Paramount Global (PARA) stock saw a nearly 6% increase on Monday due to two significant developments hinting at potential M&A deals for the media giant.
First, the company discreetly disclosed in an 8-K filing on Friday that top executives such as CEO Bob Bakish, CFO Naveen Chopra, and executive VP Christa D’Alimonte would receive severance if terminated within two years following a change in control.
Additionally, the Saudi-backed Professional Fighters League (PFL) confirmed its acquisition of mixed martial arts promoter Bellator from Paramount on Monday. This acquisition follows Paramount’s announcement of the closure of its Showtime sports division, which included boxing and MMA.
According to reports, the acquisition may include PFL stocks, allowing Paramount to retain a minority ownership stake.
Wells Fargo analyst Steve Cahall noted, “PARA’s recent announcements on severance/change in control + Bellator sale adds to the M&A narrative” in a message to clients on Monday.
The relatively small market cap of around $9 billion makes Paramount a potential acquisition target, especially when compared to Disney’s $170 billion and Netflix’s $208 billion.
Cahall remained “skeptical there’s a more drastic change in strategy coming,” indicating that the possibility of M&A deals is not guaranteed, even with the positive changes in severance terms.
He added, “It’s all up to Chairwoman and controlling shareholder Shari Redstone.
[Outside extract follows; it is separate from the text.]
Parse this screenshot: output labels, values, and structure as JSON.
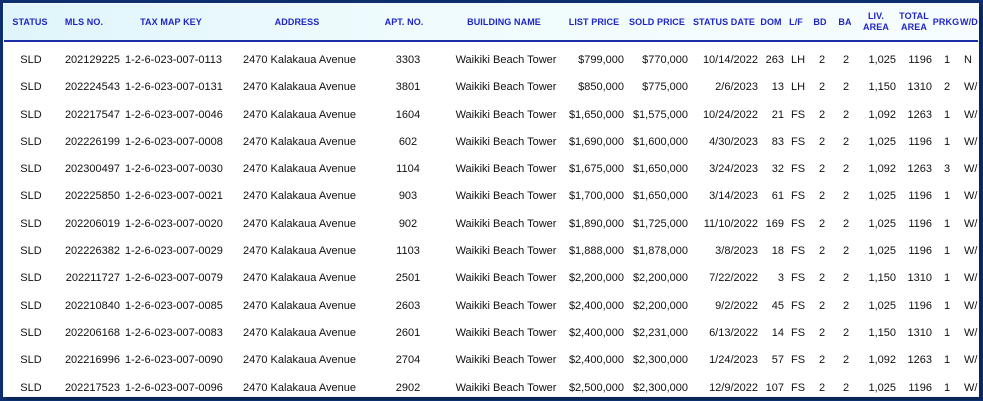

PARA is willing to part with non-strategic assets, but we don’t see it parting from major assets like CBS, Studios, etc.”
Cahall also emphasized that a profitable direct-to-consumer (DTC) streaming business could change the company’s outlook. Paramount’s DTC losses in the prior quarter were narrower than expected and are forecasted to decrease further.
However, the road to profitability in streaming remains uncertain, with companies like Netflix and Warner Bros. Discovery leading the way.
Paramount has been actively divesting non-core assets to reduce debt and improve its balance sheet. It recently completed the sale of Simon & Schuster to investment firm KKR in a $1.62 billion, all-cash deal.
Looking ahead, Paramount’s strong asset portfolio indicates potential for more M&A activities, with Showtime and BET Media Group being rumored for potential sales.